Are you the sort of person who lights up a room when you walk in, or when you walk out? ~ Robert Holden
A few weeks ago, I wrote about a tough evening of tennis partly because of the really strong wind. While we were still warming up for the match, one of my teammates arrived and declared immediately, “It’s gonna be a miserable night!” Later, when the match was about to begin, our team captain said, “Let’s have fun. Remember, they [our opposing team] get the same wind also.”
Same conditions, two different attitudes. If you were on our team that evening, who would you rather be around? Who do you think would normally light up the room when she walks in, vs. when she walks out?
In case it isn’t obvious, in talking about lighting up a room here, we aren’t talking about having striking good looks or an infectious smile. Rather, it’s about the energy we project, even if unknowingly. A person who lights up a room walking in is one who projects such good vibes—no matter what’s objectively going on—that others can’t help but are drawn to him/her. Conversely, someone who seems to have a perpetual dark cloud overhead is more likely to light up a room when s/he leaves.
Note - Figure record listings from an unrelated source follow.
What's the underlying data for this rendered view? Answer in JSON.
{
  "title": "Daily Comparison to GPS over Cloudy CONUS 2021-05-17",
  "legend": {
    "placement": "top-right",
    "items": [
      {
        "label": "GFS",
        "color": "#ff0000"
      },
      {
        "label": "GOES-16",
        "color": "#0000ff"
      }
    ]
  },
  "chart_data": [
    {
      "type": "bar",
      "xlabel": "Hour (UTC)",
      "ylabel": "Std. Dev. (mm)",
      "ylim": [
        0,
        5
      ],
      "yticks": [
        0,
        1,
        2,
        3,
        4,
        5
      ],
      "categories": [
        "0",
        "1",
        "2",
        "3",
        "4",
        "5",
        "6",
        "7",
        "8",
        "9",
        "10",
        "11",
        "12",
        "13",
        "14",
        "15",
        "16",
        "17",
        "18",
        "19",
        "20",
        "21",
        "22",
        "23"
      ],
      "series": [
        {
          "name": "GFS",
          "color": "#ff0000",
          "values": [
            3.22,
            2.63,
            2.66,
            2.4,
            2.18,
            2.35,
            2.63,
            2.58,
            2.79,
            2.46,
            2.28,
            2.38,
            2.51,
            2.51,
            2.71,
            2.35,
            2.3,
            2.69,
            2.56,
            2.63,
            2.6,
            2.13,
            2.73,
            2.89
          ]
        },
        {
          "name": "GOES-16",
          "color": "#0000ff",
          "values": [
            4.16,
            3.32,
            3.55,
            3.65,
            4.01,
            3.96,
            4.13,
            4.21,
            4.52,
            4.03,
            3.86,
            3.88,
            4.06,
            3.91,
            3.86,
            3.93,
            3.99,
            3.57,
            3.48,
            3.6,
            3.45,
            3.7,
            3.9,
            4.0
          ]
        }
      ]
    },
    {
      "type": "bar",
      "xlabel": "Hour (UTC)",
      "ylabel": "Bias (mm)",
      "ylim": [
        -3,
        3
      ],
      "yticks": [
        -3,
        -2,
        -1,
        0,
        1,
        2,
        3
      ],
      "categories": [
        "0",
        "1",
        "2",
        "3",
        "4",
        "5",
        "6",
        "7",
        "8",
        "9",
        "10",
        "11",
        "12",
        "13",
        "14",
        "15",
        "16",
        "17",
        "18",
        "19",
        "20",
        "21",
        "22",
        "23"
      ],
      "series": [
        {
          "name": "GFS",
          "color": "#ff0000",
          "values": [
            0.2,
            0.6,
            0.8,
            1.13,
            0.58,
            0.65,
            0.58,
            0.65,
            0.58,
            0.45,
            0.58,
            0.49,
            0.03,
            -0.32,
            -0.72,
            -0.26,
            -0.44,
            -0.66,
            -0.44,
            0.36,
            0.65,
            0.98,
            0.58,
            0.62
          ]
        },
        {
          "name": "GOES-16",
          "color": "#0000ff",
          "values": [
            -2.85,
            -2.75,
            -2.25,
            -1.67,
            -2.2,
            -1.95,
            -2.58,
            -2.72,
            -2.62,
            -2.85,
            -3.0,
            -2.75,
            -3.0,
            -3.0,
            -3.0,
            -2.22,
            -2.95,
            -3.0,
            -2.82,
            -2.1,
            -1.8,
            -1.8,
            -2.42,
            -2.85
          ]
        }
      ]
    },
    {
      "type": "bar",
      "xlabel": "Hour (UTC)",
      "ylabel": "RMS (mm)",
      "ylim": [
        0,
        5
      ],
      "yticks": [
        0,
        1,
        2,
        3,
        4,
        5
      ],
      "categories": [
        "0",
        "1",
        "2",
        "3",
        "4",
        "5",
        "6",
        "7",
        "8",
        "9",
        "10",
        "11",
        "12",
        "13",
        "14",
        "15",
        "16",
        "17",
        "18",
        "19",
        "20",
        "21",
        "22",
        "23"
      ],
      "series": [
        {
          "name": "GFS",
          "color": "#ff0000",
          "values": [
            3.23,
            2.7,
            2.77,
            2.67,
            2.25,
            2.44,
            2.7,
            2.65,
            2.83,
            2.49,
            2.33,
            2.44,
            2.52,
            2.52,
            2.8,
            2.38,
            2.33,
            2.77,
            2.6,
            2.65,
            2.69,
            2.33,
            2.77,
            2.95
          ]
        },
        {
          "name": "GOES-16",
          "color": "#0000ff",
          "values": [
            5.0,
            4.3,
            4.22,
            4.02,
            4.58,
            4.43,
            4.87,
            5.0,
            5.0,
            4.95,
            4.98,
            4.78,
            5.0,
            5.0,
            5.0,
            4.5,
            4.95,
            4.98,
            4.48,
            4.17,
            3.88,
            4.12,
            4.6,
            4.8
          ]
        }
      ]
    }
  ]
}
To be someone who lights up a room walking in is neither for the sake of vanity or popularity, nor is it a call to paint a happy face on every situation and be indiscriminantly positive. Rather, in asking ourselves this question posed by Dr. Holden, we allow others’ reaction to us to mirror our consciousness. Are we aware of what’s going on within us to hold our own, regardless of what’s going on outside us? Can we choose not to be automatically sucked into the undercurrent of our brain’s negativity bias?
Be a Light, not Dampener
Having said the above, how do we cultivate our consciousness such that we become a light instead of a dampener? Let’s look at 5 practices.
Practice #1: Begin and end your day with Gratitude. Neuroscience research shows that we can literally rewire our brain’s negativity bias by developing new neural pathways. One way to do this is to be in active gratitude. Before you get swept up in the busyness of your day, make a gratitude list—e.g., 10 things for which you’re grateful. Anything goes; nothing is too small or insignificant. Do a similar practice at night before you go to sleep.
The idea is to infuse into your consciousness the practice of noticing what’s good in your life. This, in time, will shift you away from your natural human tendency to focus automatically on the negative.
Practice #2: Be an inner observer of your attitudes and thoughts. Make a point of pausing at some point each day to pay attention to how you’re reacting to what’s going on. Ask yourself what other perspectives there may be other than the one automatically populating your mind. If it’s less threatening to do so, practice it as a retrospective exercise. For instance, pick a stressful situation that occurred in the past, and ask yourself what other perspective(s) you may be able to bring to seeing this situation.
As you practice being an inner observer more and more, you’ll be able to shift your attitude more easily real time, on demand.
Practice #3: Be mindless. As much as it’s helpful to remember that you can choose your thoughts, it’s equally important to shift your mind to neutral on a regular basis. Adopt some kind of a meditation practice.
By meditation, don’t stress about how to do it “right.” You don’t need to sit on a meditation cushion in a lotus position. To some people, walking silently in nature is the greatest form of meditation. To others, tai chi, qigong, yoga and other forms of practice involving moving energy consciously through the body are great ways to quiet the mind and be present with the energy flow from one moment to the next.
By practicing being mindless, you’re more likely to catch yourself having thoughts that can be shifted.
Practice #4: Connect with Love. If you really think about it, every attitude, every action is rooted in either Love or fear—and/or their respective clans. Love’s family includes compassion, kindness, trust, generosity, graciousness, etc., while fear’s kin includes control, jealousy, indignation, vengeance, defensiveness, etc. It’s human to experience fear and to act from that place now and again. So, this isn’t meant to be an exercise of self-indictment.
However, we can practice consciously remembering and connecting to our core that’s Love—not our defensive personality we’ve adopted to survive. By doing so, we can cultivate an awareness that, at any given moment, regardless of the circumstances, we can choose to be kind, compassionate, accepting, etc.—often to ourselves first, if not to others as well.
When we nurture this awareness, we allow ourselves to be a presence of Love wherever we go. This Love is expressed through our demeanor, attitudes and behavior. With a consciousness of Love, we easily become a light in any room into which we walk.
Practice #5: Intend to be a positive influence. No matter our station in life, each of us has a circle of influence. We touch people’s lives every day in large and small ways. By setting an intention to be a positive influence in our circle, we shape the attitude we adopt at every choice point, along with the corresponding behavior.
Intention is a very powerful precursor to action. Whether or not any of the above 4 practices speaks to you, just by intending to be a positive influence, you become one.
A Call To Action: Be A Light
With all the above said, let me invite you to join me in being a light in this world—wherever you are. All you need to do is to start with the rooms into which you walk—whether all the time (including your family, workplace, community, etc.), sometimes, or only once in your lifetime.
What do you say? Would you also invite your friends and family to join in and be a light in the rooms into which they walk?